Now there are an unknown number of things. If we count by threes, there is a remainder 2; if we count by fives, there is a remainder 3; if we count by sevens, there is a remainder 2. Find the number of things.

Work out a solution, then reflect on the method you utilized: what did you uncover?

The idea is that if we have an unknown divisor, but know some dividends and their remainders, then we can calculate their divisor without initially knowing their quotient.

Modern application: The remainder problem resonates today as a rich math task for students around 4th grade or beyond.
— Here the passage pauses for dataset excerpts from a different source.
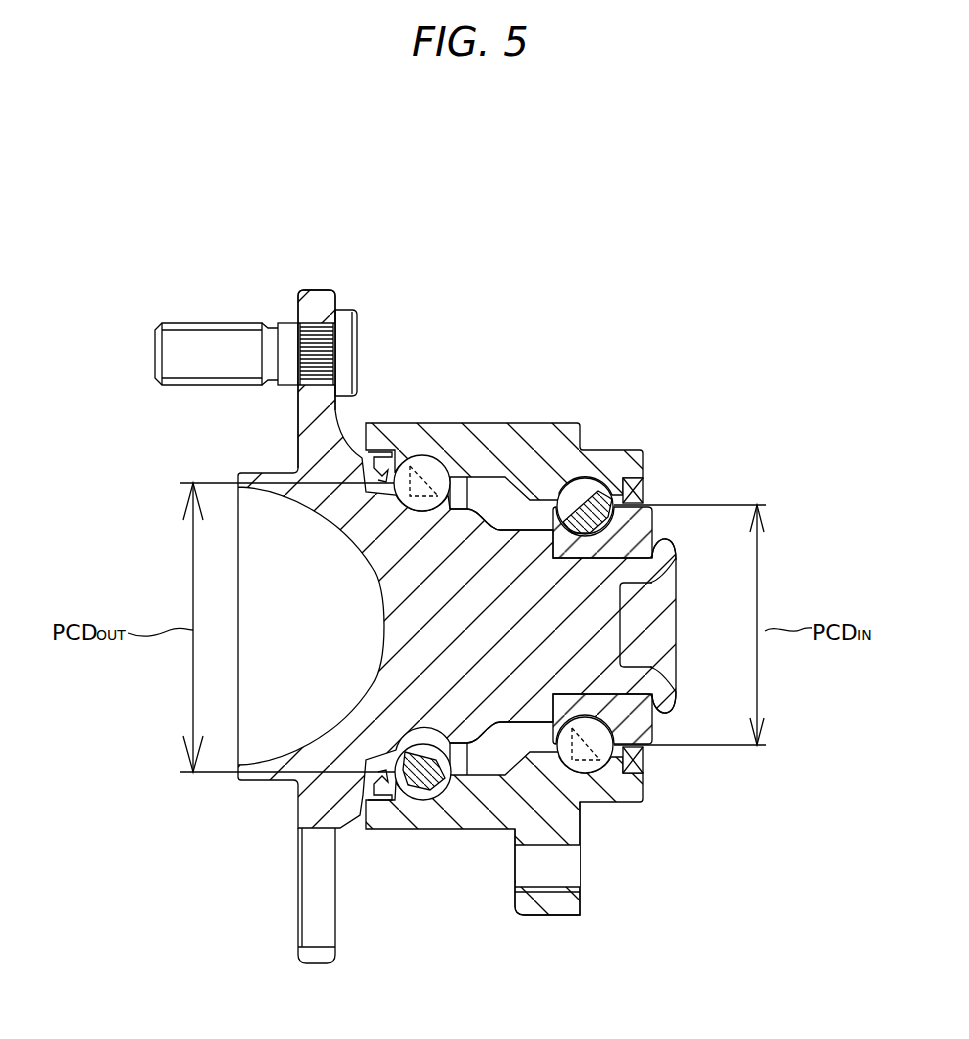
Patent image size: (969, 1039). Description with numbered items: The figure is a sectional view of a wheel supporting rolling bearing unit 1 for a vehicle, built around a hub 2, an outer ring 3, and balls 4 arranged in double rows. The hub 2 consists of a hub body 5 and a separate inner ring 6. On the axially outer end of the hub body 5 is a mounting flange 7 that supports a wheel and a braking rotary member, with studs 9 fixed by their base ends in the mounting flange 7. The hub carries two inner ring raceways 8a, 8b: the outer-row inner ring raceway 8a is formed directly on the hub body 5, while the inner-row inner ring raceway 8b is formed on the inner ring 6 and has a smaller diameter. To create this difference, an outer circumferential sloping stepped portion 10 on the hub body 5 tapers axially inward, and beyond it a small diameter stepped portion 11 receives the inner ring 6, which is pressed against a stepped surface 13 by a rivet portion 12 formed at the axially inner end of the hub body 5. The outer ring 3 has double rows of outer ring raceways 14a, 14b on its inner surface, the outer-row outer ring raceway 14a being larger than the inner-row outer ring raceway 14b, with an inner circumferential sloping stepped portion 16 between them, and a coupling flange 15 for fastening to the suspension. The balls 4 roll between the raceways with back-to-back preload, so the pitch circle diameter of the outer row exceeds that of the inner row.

The wheel supporting rolling bearing unit 1 is at (273, 795).
The hub 2 is at (346, 507).
The outer ring 3 is at (565, 423).
The balls 4 is at (415, 463).
The hub body 5 is at (316, 461).
The inner ring 6 is at (628, 528).
The mounting flange 7 is at (319, 303).
The inner ring raceway 8a is at (411, 768).
The inner ring raceway 8b is at (588, 757).
The stud 9 is at (215, 346).
The outer circumferential sloping stepped portion 10 is at (482, 734).
The small diameter stepped portion 11 is at (620, 557).
The rivet portion 12 is at (666, 703).
The stepped surface 13 is at (616, 730).
The outer ring raceway 14a is at (424, 470).
The outer ring raceway 14b is at (591, 488).
The coupling flange 15 is at (550, 905).
The inner circumferential sloping stepped portion 16 is at (518, 840).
Without getting into technical-ese, the problem introduces students to modular arithmetic, which can greatly benefit students who depend on patterns to make sense of values, or are interested in coding or engineering as modular is frequently used as a key operator.

Euclidean Algorithm

2400 years ago, the Greek mathematician Euclid dedicated an entire book in his landmark work, "The Elements" to the proof of a method for finding greatest common factor (GCF) using only subtraction.

Modern application: Euclid's Algorithm is a game-changer for students who either struggle with equivalent fractions (the simplified kind) or ratio. Generally, this struggle arises from a gap in multiplication/division fact fluency, which can especially hamper students as they begin to explore proportional relationships in 6th grade. Euclid's Algorithm allows for students to easily find a GCF while still refining fact fluency, and removes fact fluency entirely as a prerequisite.